Once Varley went on a sea cruise, and the organizers took with them a tape with "Viy". It was decided to show the film to the passengers, and Varley had to give a short opening speech before the start of the session. She spoke, but the film could not be shown: the calm sea suddenly raged, and the session was postponed to the next day. However, a day later, history repeated itself: as soon as the light went out in the wardroom, the sea foamed again, and most of the passengers were forced to leave. On the third day, Viy was launched again. Less than five minutes later, an incredible pitching began, and the ship began to heel.

Varley rushed into the wardroom and almost forced the projectionist to stop the session. He obeyed, and the sea immediately calmed down. This film was no longer played on the ship. Later, referring to his work in "Viy", Varley will say: "For this role I have already repented, received forgiveness in the church and firmly convinced: you can not look where mortals are not allowed."

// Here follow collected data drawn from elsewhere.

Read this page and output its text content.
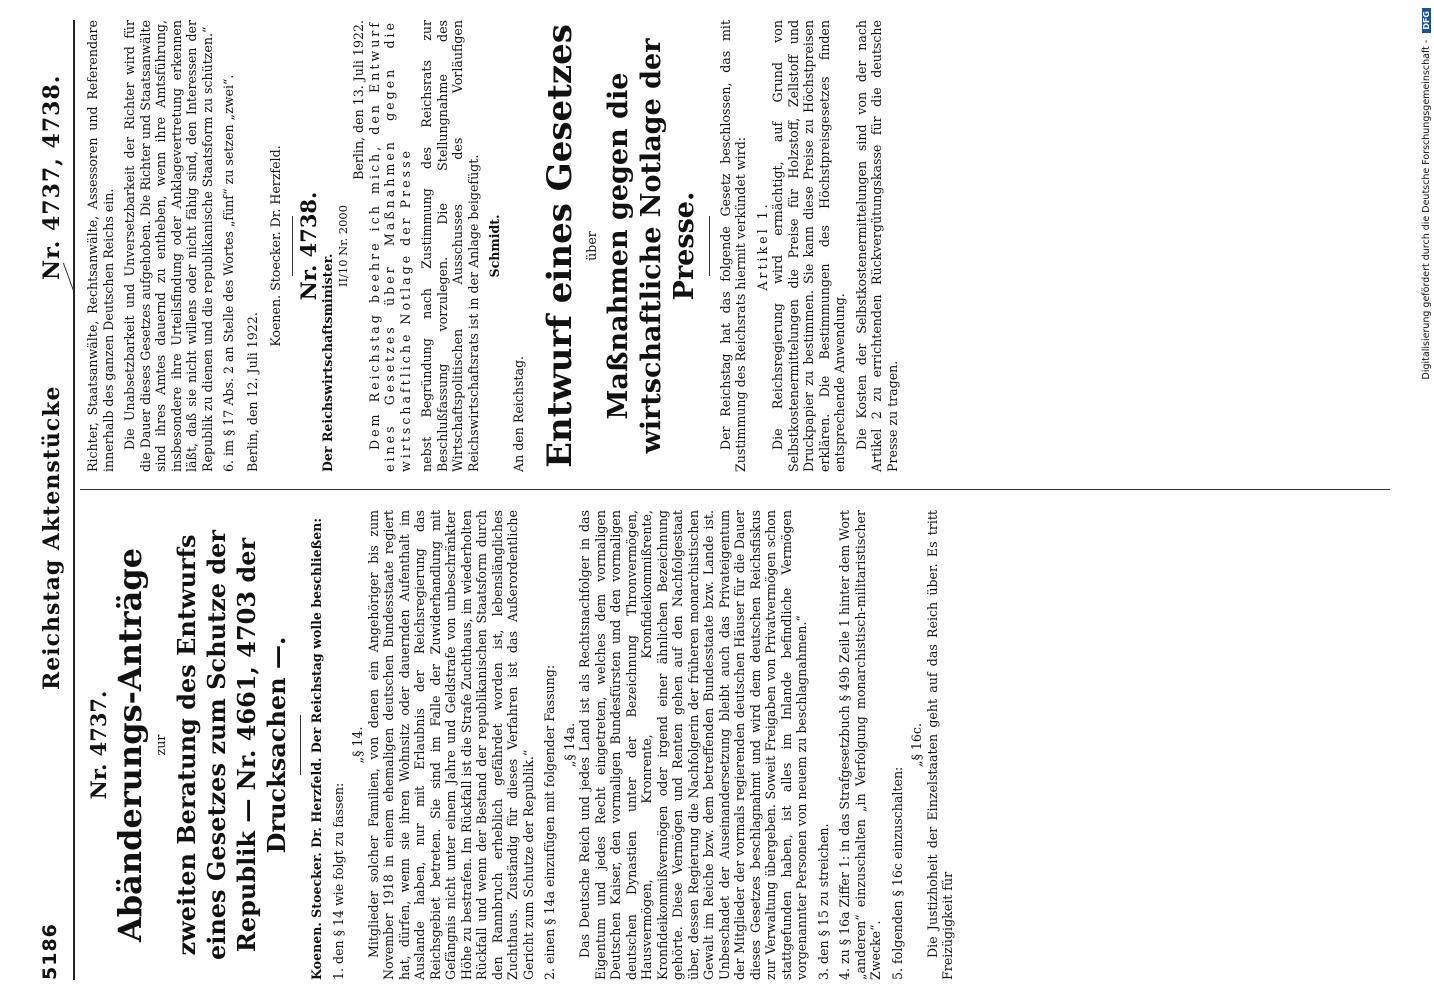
5186
Reichstag Aktenstücke
Nr. 4737, 4738.
Nr. 4737. Abänderungs-Anträge zur zweiten Beratung des Entwurfs eines Gesetzes zum Schutze der Republik — Nr. 4661, 4703 der Drucksachen —.

Koenen. Stoecker. Dr. Herzfeld. Der Reichstag wolle beschließen:

1. den § 14 wie folgt zu fassen:
„§ 14. Mitglieder solcher Familien, von denen ein Angehöriger bis zum November 1918 in einem ehemaligen deutschen Bundesstaate regiert hat, dürfen, wenn sie ihren Wohnsitz oder dauernden Aufenthalt im Auslande haben, nur mit Erlaubnis der Reichsregierung das Reichsgebiet betreten. Sie sind im Falle der Zuwiderhandlung mit Gefängnis nicht unter einem Jahre und Geldstrafe von unbeschränkter Höhe zu bestrafen. Im Rückfall ist die Strafe Zuchthaus, im wiederholten Rückfall und wenn der Bestand der republikanischen Staatsform durch den Rannbruch erheblich gefährdet worden ist, lebenslängliches Zuchthaus. Zuständig für dieses Verfahren ist das Außerordentliche Gericht zum Schutze der Republik.“ 2. einen § 14a einzufügen mit folgender Fassung: „§ 14a. Das Deutsche Reich und jedes Land ist als Rechtsnachfolger in das Eigentum und jedes Recht eingetreten, welches dem vormaligen Deutschen Kaiser, den vormaligen Bundesfürsten und den vormaligen deutschen Dynastien unter der Bezeichnung Thronvermögen, Hausvermögen, Kronrente, Kronfideikommißrente, Kronfideikommißvermögen oder irgend einer ähnlichen Bezeichnung gehörte. Diese Vermögen und Renten gehen auf den Nachfolgestaat über, dessen Regierung die Nachfolgerin der früheren monarchistischen Gewalt im Reiche bzw. dem betreffenden Bundesstaate bzw. Lande ist. Unbeschadet der Auseinandersetzung bleibt auch das Privateigentum der Mitglieder der vormals regierenden deutschen Häuser für die Dauer dieses Gesetzes beschlagnahmt und wird dem deutschen Reichsfiskus zur Verwaltung übergeben. Soweit Freigaben von Privatvermögen schon stattgefunden haben, ist alles im Inlande befindliche Vermögen vorgenannter Personen von neuem zu beschlagnahmen.“ 3. den § 15 zu streichen. 4. zu § 16a Ziffer 1: in das Strafgesetzbuch § 49b Zeile 1 hinter dem Wort „anderen“ einzuschalten „in Verfolgung monarchistisch-militaristischer Zwecke“. 5. folgenden § 16c einzuschalten:
„§ 16c. Die Justizhoheit der Einzelstaaten geht auf das Reich über. Es tritt Freizügigkeit für

Richter, Staatsanwälte, Rechtsanwälte, Assessoren und Referendare innerhalb des ganzen Deutschen Reichs ein. Die Unabsetzbarkeit und Unversetzbarkeit der Richter wird für die Dauer dieses Gesetzes aufgehoben. Die Richter und Staatsanwälte sind ihres Amtes dauernd zu entheben, wenn ihre Amtsführung, insbesondere ihre Urteilsfindung oder Anklagevertretung erkennen läßt, daß sie nicht willens oder nicht fähig sind, den Interessen der Republik zu dienen und die republikanische Staatsform zu schützen.“ 6. im § 17 Abs. 2 an Stelle des Wortes „fünf“ zu setzen „zwei“. Berlin, den 12. Juli 1922.
Koenen. Stoecker. Dr. Herzfeld. Nr. 4738.
Der Reichswirtschaftsminister.
II/10 Nr. 2000
Berlin, den 13. Juli 1922. Dem Reichstag beehre ich mich, den Entwurf eines Gesetzes über Maßnahmen gegen die wirtschaftliche Notlage der Presse nebst Begründung nach Zustimmung des Reichsrats zur Beschlußfassung vorzulegen. Die Stellungnahme des Wirtschaftspolitischen Ausschusses des Vorläufigen Reichswirtschaftsrats ist in der Anlage beigefügt. Schmidt.
An den Reichstag. Entwurf eines Gesetzes über Maßnahmen gegen die wirtschaftliche Notlage der Presse. Der Reichstag hat das folgende Gesetz beschlossen, das mit Zustimmung des Reichsrats hiermit verkündet wird: Artikel 1. Die Reichsregierung wird ermächtigt, auf Grund von Selbstkostenermittelungen die Preise für Holzstoff, Zellstoff und Druckpapier zu bestimmen. Sie kann diese Preise zu Höchstpreisen erklären. Die Bestimmungen des Höchstpreisgesetzes finden entsprechende Anwendung. Die Kosten der Selbstkostenermittelungen sind von der nach Artikel 2 zu errichtenden Rückvergütungskasse für die deutsche Presse zu tragen.

Digitalisierung gefördert durch die Deutsche Forschungsgemeinschaft - DFG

Another "dangerous" work for filmmakers is Nikolai Leskov's novel At the Knives. At one time, the Russian intelligentsia cursed him, calling him reactionary. The novel was not published for 70 years and was circulated only in manuscripts. In the late 90s of the XX century, the director Alexander Orlov undertook to film the novel for television (he shot "The Woman Who Sings" and other films). In the process of working on it and immediately after its completion, real mysticism began.

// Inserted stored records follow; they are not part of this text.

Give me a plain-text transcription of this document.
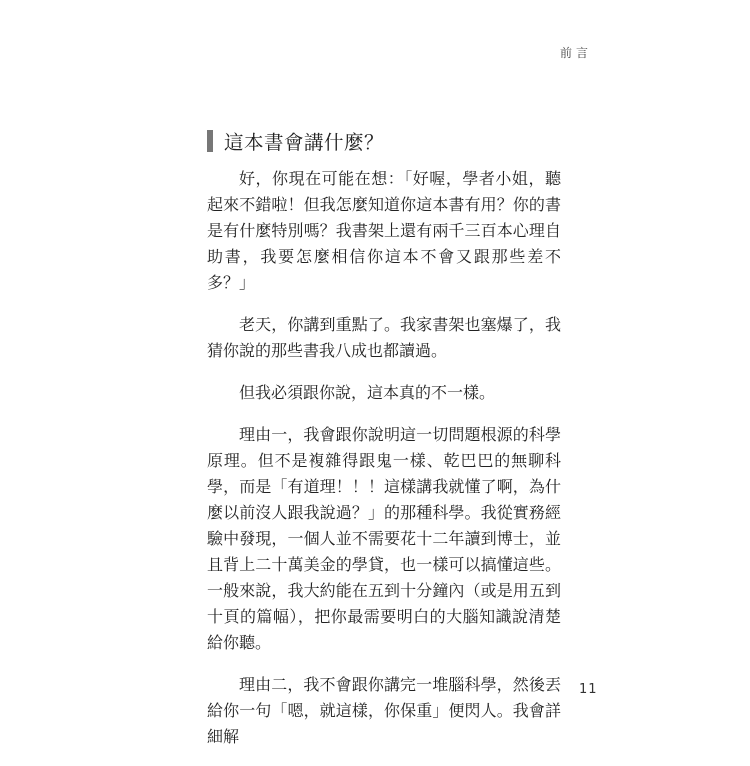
前言
這本書會講什麼？

好，你現在可能在想：「好喔，學者小姐，聽起來不錯啦！但我怎麼知道你這本書有用？你的書是有什麼特別嗎？我書架上還有兩千三百本心理自助書，我要怎麼相信你這本不會又跟那些差不多？」

老天，你講到重點了。我家書架也塞爆了，我猜你說的那些書我八成也都讀過。

但我必須跟你說，這本真的不一樣。

理由一，我會跟你說明這一切問題根源的科學原理。但不是複雜得跟鬼一樣、乾巴巴的無聊科學，而是「有道理！！！這樣講我就懂了啊，為什麼以前沒人跟我說過？」的那種科學。我從實務經驗中發現，一個人並不需要花十二年讀到博士，並且背上二十萬美金的學貸，也一樣可以搞懂這些。一般來說，我大約能在五到十分鐘內（或是用五到十頁的篇幅），把你最需要明白的大腦知識說清楚給你聽。

理由二，我不會跟你講完一堆腦科學，然後丟給你一句「嗯，就這樣，你保重」便閃人。我會詳細解

11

For the film, seven grave crosses were made, which were kept in the basement of the director's country house. Soon Orlov's mother-in-law died. Then one of the workers who made these crosses died. A little later, a real pestilence began in the group: the operator, his assistant, artist, make-up artist died. But the most terrible death was taken by one of the performers of the main roles in the film, Elena Mayorova - she committed suicide: she set herself on fire.

Along with “dangerous” works, there are also “dangerous” characters, playing which the actor risks his health, and even his life. For example, Tsar Ivan the Terrible. In 1945, the famous actor N. P. Khmelev died on the stage of the Moscow Art Theater in the make-up and costume of this hero, and in 1992 the same role was the last for Evgeny Evstigneev. He played the Russian emperor in the film "Ermak", and he had to shoot in the last two episodes. However, in early March, he decided to undergo heart surgery and went to London. According to the doctors, the operation was quite ordinary. But just a few minutes before her, Evstigneev suddenly felt bad. He was immediately put on the operating table, the struggle for his life lasted four hours, but the actor could not be saved.

Three years later, another performer of the role of Ivan the Terrible, actor Alexander Mikhailov, almost said goodbye to life. He played the Tsar in the play "The Death of Ivan the Terrible" on the stage of the Maly Theater. Moreover, being a believer, Mikhailov asked the theater management to change at least the name of the play and remove the word “death” from it. But the leadership did not want to break the tradition. Mikhailov managed to play only six performances when a disaster struck: in June 1995, on the way to the dacha, his throat began to bleed …

Fedor RAZZAKOV, film historian, author of the book "How idols went".